Slashing Process Summary

We can see that there are two processes potentially at play, at the smart contracts level, during slashing:

  1. Slashing accounting itself, which is done by the vault contract, over the users associated with the slashed validator, on the corresponding lien holder. Slashing accounting is also adjusted "in passing" (while forwarding the slashing to the vault contract), in both the virtual-staking contract on the Consumer, and the external-staking contract on the Provider.

  2. Slashing propagation, which is done by the vault contract over the other lien holders associated with the delegator or delegators that are associated in turn to the slashed validator. This happens in case the slashed collateral in point 1), is now less than the new max lien, or the new slashable amount.

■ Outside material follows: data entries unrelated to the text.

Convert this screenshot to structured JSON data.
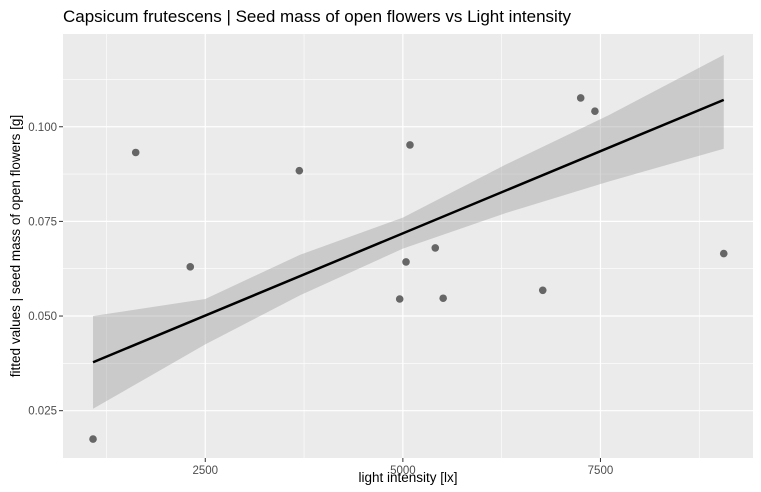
{
  "chart_data": {
    "type": "scatter",
    "title": "Capsicum frutescens | Seed mass of open flowers vs Light intensity",
    "xlabel": "light intensity [lx]",
    "ylabel": "fitted values | seed mass of open flowers [g]",
    "xlim": [
      700,
      9430
    ],
    "ylim": [
      0.0125,
      0.1245
    ],
    "x_ticks": [
      2500,
      5000,
      7500
    ],
    "x_tick_labels": [
      "2500",
      "5000",
      "7500"
    ],
    "y_ticks": [
      0.025,
      0.05,
      0.075,
      0.1
    ],
    "y_tick_labels": [
      "0.025",
      "0.050",
      "0.075",
      "0.100"
    ],
    "points": [
      {
        "x": 1080,
        "y": 0.0175
      },
      {
        "x": 1620,
        "y": 0.0932
      },
      {
        "x": 2310,
        "y": 0.063
      },
      {
        "x": 3690,
        "y": 0.0884
      },
      {
        "x": 4960,
        "y": 0.0545
      },
      {
        "x": 5040,
        "y": 0.0643
      },
      {
        "x": 5090,
        "y": 0.0952
      },
      {
        "x": 5410,
        "y": 0.068
      },
      {
        "x": 5510,
        "y": 0.0547
      },
      {
        "x": 6770,
        "y": 0.0568
      },
      {
        "x": 7250,
        "y": 0.1076
      },
      {
        "x": 7430,
        "y": 0.1041
      },
      {
        "x": 9060,
        "y": 0.0665
      }
    ],
    "fit_line": {
      "x": [
        1080,
        9060
      ],
      "y": [
        0.0378,
        0.1071
      ]
    },
    "confidence_band": {
      "x": [
        1080,
        2500,
        3700,
        5000,
        6300,
        7600,
        9060
      ],
      "lower": [
        0.0255,
        0.0425,
        0.0555,
        0.0678,
        0.0772,
        0.0855,
        0.0942
      ],
      "upper": [
        0.05,
        0.0545,
        0.0662,
        0.076,
        0.09,
        0.103,
        0.119
      ]
    },
    "grid": true,
    "legend": "none"
  }
}
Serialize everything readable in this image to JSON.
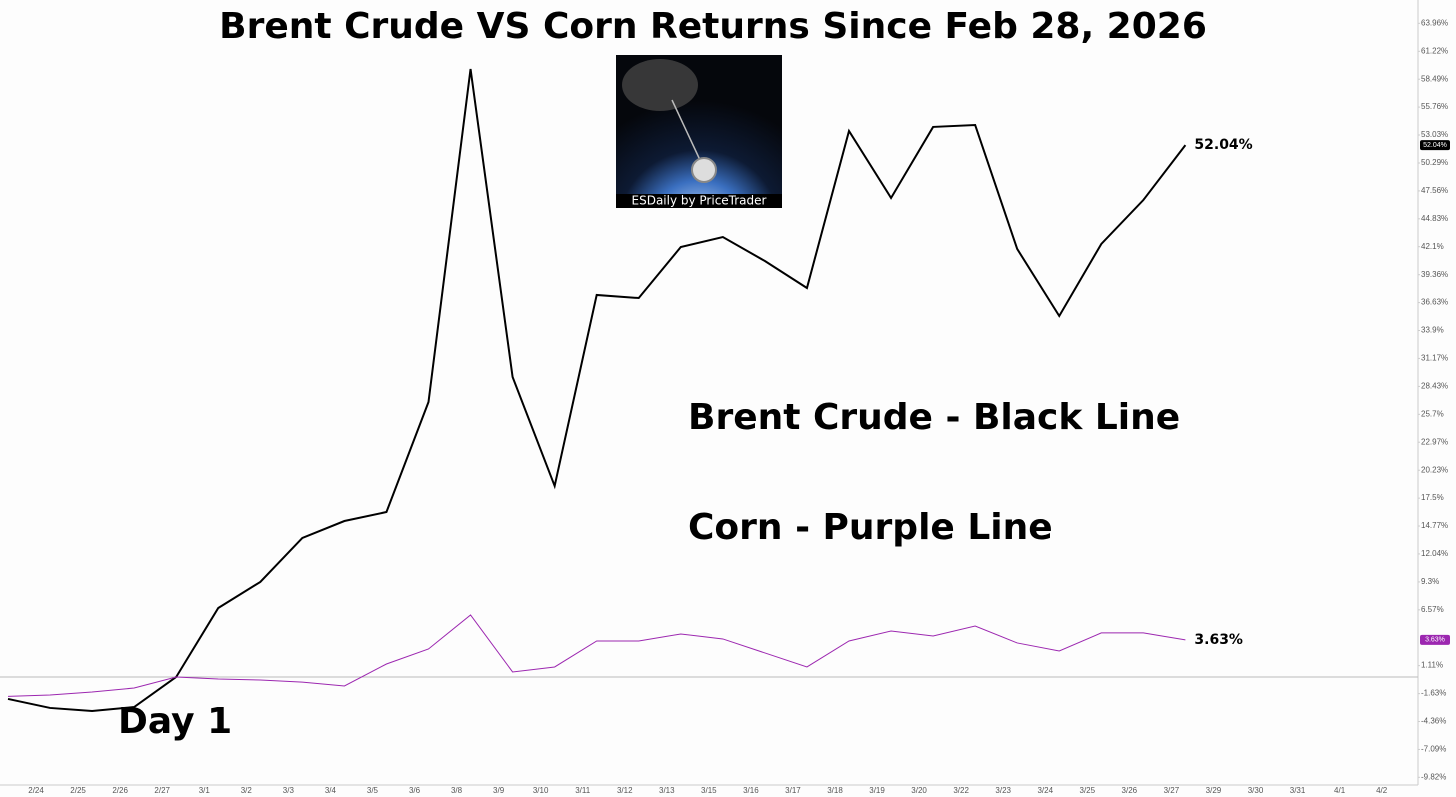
{
  "chart_data": {
    "type": "line",
    "title": "Brent Crude VS Corn Returns Since Feb 28, 2026",
    "image_caption": "ESDaily by PriceTrader",
    "annotations": [
      "Day 1"
    ],
    "categories": [
      null,
      "2/24",
      "2/25",
      "2/26",
      "2/27",
      "3/1",
      "3/2",
      "3/3",
      "3/4",
      "3/5",
      "3/6",
      "3/8",
      "3/9",
      "3/10",
      "3/11",
      "3/12",
      "3/13",
      "3/15",
      "3/16",
      "3/17",
      "3/18",
      "3/19",
      "3/20",
      "3/22",
      "3/23",
      "3/24",
      "3/25",
      "3/26",
      "3/27",
      "3/29",
      "3/30",
      "3/31",
      "4/1",
      "4/2"
    ],
    "series": [
      {
        "name": "Brent Crude - Black Line",
        "color": "#000000",
        "values": [
          -2.15,
          -3.03,
          -3.33,
          -2.94,
          0,
          6.75,
          9.3,
          13.6,
          15.26,
          16.14,
          26.91,
          59.49,
          29.35,
          18.69,
          37.38,
          37.08,
          42.07,
          43.05,
          40.7,
          38.06,
          53.42,
          46.87,
          53.82,
          54.01,
          41.88,
          35.32,
          42.37,
          46.67,
          52.04,
          null,
          null,
          null,
          null,
          null
        ],
        "value_labels": [
          null,
          null,
          null,
          null,
          null,
          null,
          null,
          null,
          null,
          null,
          null,
          null,
          null,
          null,
          null,
          null,
          null,
          null,
          null,
          null,
          null,
          null,
          null,
          null,
          null,
          null,
          null,
          null,
          "52.04%",
          null,
          null,
          null,
          null,
          null
        ]
      },
      {
        "name": "Corn - Purple Line",
        "color": "#9c27b0",
        "values": [
          -1.9,
          -1.76,
          -1.47,
          -1.08,
          0,
          -0.2,
          -0.3,
          -0.5,
          -0.88,
          1.27,
          2.74,
          6.07,
          0.49,
          0.98,
          3.52,
          3.52,
          4.21,
          3.72,
          2.35,
          0.98,
          3.52,
          4.5,
          4.01,
          4.99,
          3.33,
          2.54,
          4.31,
          4.31,
          3.63,
          null,
          null,
          null,
          null,
          null
        ],
        "value_labels": [
          null,
          null,
          null,
          null,
          null,
          null,
          null,
          null,
          null,
          null,
          null,
          null,
          null,
          null,
          null,
          null,
          null,
          null,
          null,
          null,
          null,
          null,
          null,
          null,
          null,
          null,
          null,
          null,
          "3.63%",
          null,
          null,
          null,
          null,
          null
        ]
      }
    ],
    "ylim": [
      -10.57,
      66.24
    ],
    "yticks": [
      {
        "value": 63.96,
        "label": "63.96%"
      },
      {
        "value": 61.22,
        "label": "61.22%"
      },
      {
        "value": 58.49,
        "label": "58.49%"
      },
      {
        "value": 55.76,
        "label": "55.76%"
      },
      {
        "value": 53.03,
        "label": "53.03%"
      },
      {
        "value": 50.29,
        "label": "50.29%"
      },
      {
        "value": 47.56,
        "label": "47.56%"
      },
      {
        "value": 44.83,
        "label": "44.83%"
      },
      {
        "value": 42.1,
        "label": "42.1%"
      },
      {
        "value": 39.36,
        "label": "39.36%"
      },
      {
        "value": 36.63,
        "label": "36.63%"
      },
      {
        "value": 33.9,
        "label": "33.9%"
      },
      {
        "value": 31.17,
        "label": "31.17%"
      },
      {
        "value": 28.43,
        "label": "28.43%"
      },
      {
        "value": 25.7,
        "label": "25.7%"
      },
      {
        "value": 22.97,
        "label": "22.97%"
      },
      {
        "value": 20.23,
        "label": "20.23%"
      },
      {
        "value": 17.5,
        "label": "17.5%"
      },
      {
        "value": 14.77,
        "label": "14.77%"
      },
      {
        "value": 12.04,
        "label": "12.04%"
      },
      {
        "value": 9.3,
        "label": "9.3%"
      },
      {
        "value": 6.57,
        "label": "6.57%"
      },
      {
        "value": 1.11,
        "label": "1.11%"
      },
      {
        "value": -1.63,
        "label": "-1.63%"
      },
      {
        "value": -4.36,
        "label": "-4.36%"
      },
      {
        "value": -7.09,
        "label": "-7.09%"
      },
      {
        "value": -9.82,
        "label": "-9.82%"
      }
    ],
    "zero_line": true,
    "grid": false
  }
}
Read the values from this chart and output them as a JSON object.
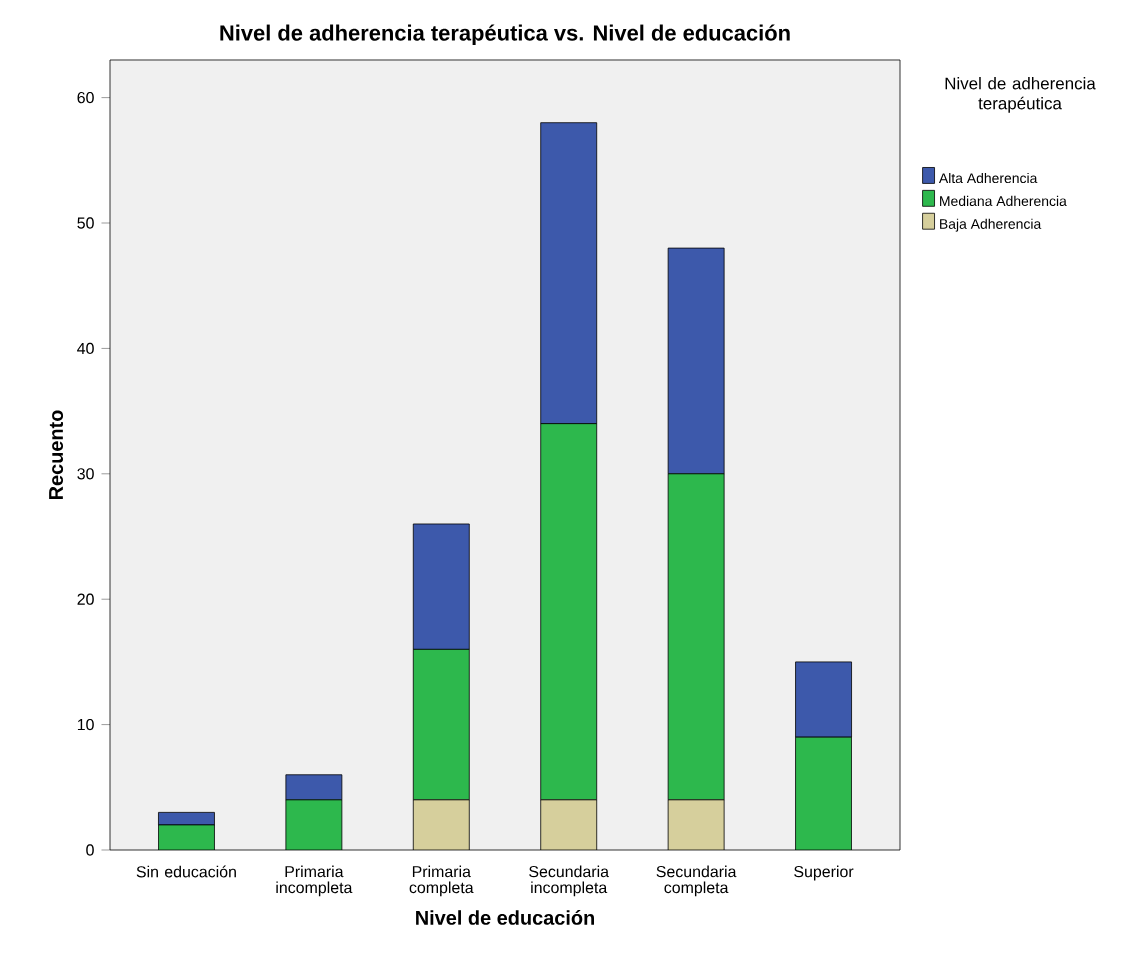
{
  "chart_data": {
    "type": "bar",
    "stacked": true,
    "title": "Nivel de adherencia terapéutica vs. Nivel de educación",
    "xlabel": "Nivel de educación",
    "ylabel": "Recuento",
    "legend_title": "Nivel de adherencia terapéutica",
    "legend": "top right",
    "ylim": [
      0,
      63
    ],
    "yticks": [
      0,
      10,
      20,
      30,
      40,
      50,
      60
    ],
    "categories": [
      "Sin educación",
      "Primaria incompleta",
      "Primaria completa",
      "Secundaria incompleta",
      "Secundaria completa",
      "Superior"
    ],
    "series": [
      {
        "name": "Baja Adherencia",
        "color": "#d6cf9c",
        "values": [
          0,
          0,
          4,
          4,
          4,
          0
        ]
      },
      {
        "name": "Mediana Adherencia",
        "color": "#2db84d",
        "values": [
          2,
          4,
          12,
          30,
          26,
          9
        ]
      },
      {
        "name": "Alta Adherencia",
        "color": "#3d59ab",
        "values": [
          1,
          2,
          10,
          24,
          18,
          6
        ]
      }
    ]
  }
}
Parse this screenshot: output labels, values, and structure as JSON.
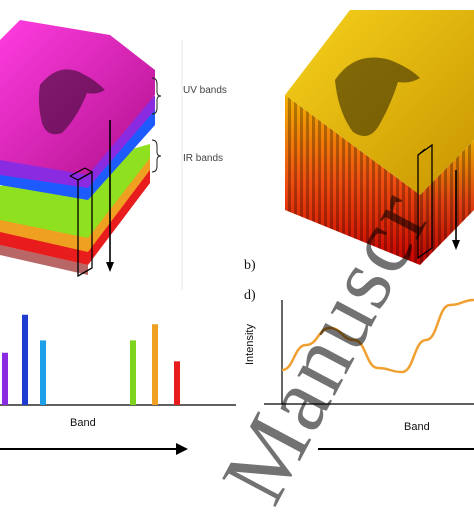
{
  "labels": {
    "uv_bands": "UV bands",
    "ir_bands": "IR bands",
    "panel_b": "b)",
    "panel_d": "d)",
    "band_axis_left": "Band",
    "band_axis_right": "Band",
    "intensity_axis": "Intensity"
  },
  "watermark": {
    "text": "Manuscr"
  },
  "colors": {
    "magenta": "#e020c0",
    "violet": "#8a2be2",
    "blue": "#1e5bff",
    "cyan": "#1ea0e8",
    "green": "#7ed31e",
    "orange": "#f0a020",
    "red": "#e81c1c",
    "gold": "#e6b800",
    "curve": "#f0a030"
  },
  "chart_data": [
    {
      "type": "bar",
      "categories": [
        "",
        "",
        "",
        "",
        "",
        "",
        ""
      ],
      "values": [
        0.55,
        0.95,
        0.68,
        0.68,
        0.85,
        0.46,
        0.47
      ],
      "colors": [
        "#8a2be2",
        "#1e3ccf",
        "#1ea0e8",
        "#7ed31e",
        "#f0a020",
        "#e81c1c",
        "#e81c1c"
      ],
      "xlabel": "Band",
      "ylabel": ""
    },
    {
      "type": "line",
      "x": [
        0,
        1,
        2,
        3,
        4,
        5,
        6,
        7,
        8
      ],
      "y": [
        0.3,
        0.55,
        0.72,
        0.6,
        0.32,
        0.28,
        0.6,
        0.95,
        1.0
      ],
      "xlabel": "Band",
      "ylabel": "Intensity"
    }
  ]
}
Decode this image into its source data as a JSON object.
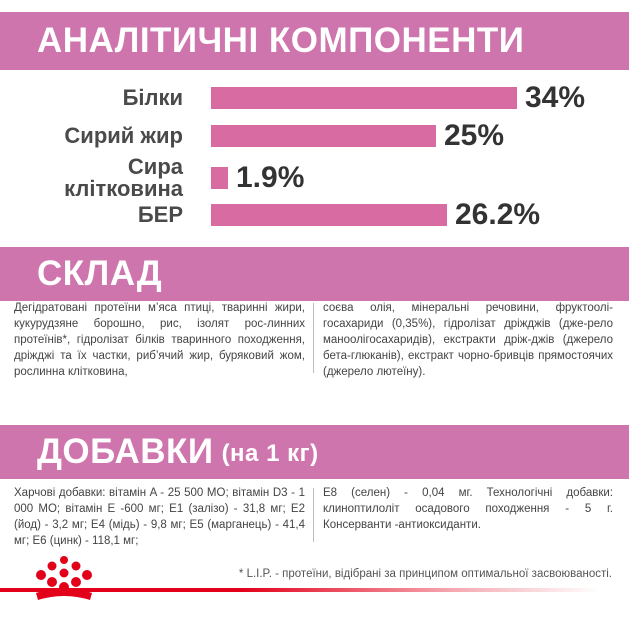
{
  "sections": {
    "analysis_title": "АНАЛІТИЧНІ КОМПОНЕНТИ",
    "composition_title": "СКЛАД",
    "additives_title": "ДОБАВКИ",
    "additives_subtitle": "(на 1 кг)"
  },
  "chart_data": {
    "type": "bar",
    "categories": [
      "Білки",
      "Сирий жир",
      "Сира клітковина",
      "БЕР"
    ],
    "category_lines": [
      [
        "Білки"
      ],
      [
        "Сирий жир"
      ],
      [
        "Сира",
        "клітковина"
      ],
      [
        "БЕР"
      ]
    ],
    "values": [
      34,
      25,
      1.9,
      26.2
    ],
    "value_labels": [
      "34%",
      "25%",
      "1.9%",
      "26.2%"
    ],
    "unit": "%",
    "orientation": "horizontal",
    "xlim": [
      0,
      34
    ],
    "bar_color": "#d96ba3"
  },
  "composition": {
    "left": "Дегідратовані протеїни м’яса птиці, тваринні жири, кукурудзяне борошно, рис, ізолят рос-линних протеїнів*, гідролізат білків тваринного походження, дріжджі та їх частки, риб’ячий жир, буряковий жом, рослинна клітковина,",
    "right": "соєва олія, мінеральні речовини, фруктоолі-госахариди (0,35%), гідролізат дріжджів (дже-рело маноолігосахаридів), екстракти дріж-джів (джерело бета-глюканів), екстракт чорно-бривців прямостоячих (джерело лютеїну)."
  },
  "additives": {
    "left": "Харчові добавки: вітамін A - 25 500 МО; вітамін D3 - 1 000 МО; вітамін E -600 мг; E1 (залізо) - 31,8 мг; E2 (йод) - 3,2 мг; E4 (мідь) - 9,8 мг; E5 (марганець) - 41,4 мг; E6 (цинк) - 118,1 мг;",
    "right": "E8 (селен) - 0,04 мг. Технологічні добавки: клиноптилоліт осадового походження - 5 г. Консерванти -антиоксиданти."
  },
  "footnote": "* L.I.P. - протеїни, відібрані за принципом оптимальної засвоюваності.",
  "colors": {
    "banner": "#cf75ad",
    "bar": "#d96ba3",
    "brand_red": "#e2001a"
  },
  "logo": {
    "icon": "royal-canin-crown-icon"
  }
}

This process starts at the vault contract, and is propagated to the virtual-staking contract on the Consumer. It can also involve the native staking contracts on the Provider, if the slashed collateral is natively staked. This in turn involves a kind of on-chain burn mechanism for the slashed funds; which is currently being done by unbonding them, and discounting them from the total collateral of the delegator.

Note: This unbonding mechanism is already "immediate unbonding" on the Consumer side, and will be implemented as such on the Provider side as well, as part of V2 (or earlier).

Depending on which is the reason for the broken invariant (either max lien greater than collateral, or total slashable amount greater than collateral), slashing propagation will be done differently: Either, by adjusting the offending liens to be below the collateral. Or, by proportionally adjusting all the liens, so that the sum of the resulting sum of slashable amounts is below the collateral.

Native vs. Cross Slashing

Native vs. Cross Slashing processing and effects are similar, and are being implemented in the same way. The main difference is that as of V1, we currently lack a native x/meshsecurity module (that is, for the Provider blockchain), and therefore cannot do immediate unbonding. This will be implemented as part of V2.

Effects of Validator Tombstoning During Slashing

Validator tombstoning, when or as a consequence of double signing, permanently removes the validator from the validator set. Validator jailing, when or as a consequence of offline detection, also temporarily removes the validator from the active validator set.

Both events also lead to slashing, with different slash ratios for each misbehaviour. Only active validators can be slashed, and this is a check that is currently done as part of the slashing process.

This means that if a validator is tombstoned or jailed during slashing, it has to be slashed first, and then tombstoned or jailed. This is because the slashing process is done over the active validator set, and the validator must be active at the time of slashing.

This is currently being implemented this way, for cross-validators, in both the virtual-staking contract on the Consumer, and the external-staking contract on the Provider.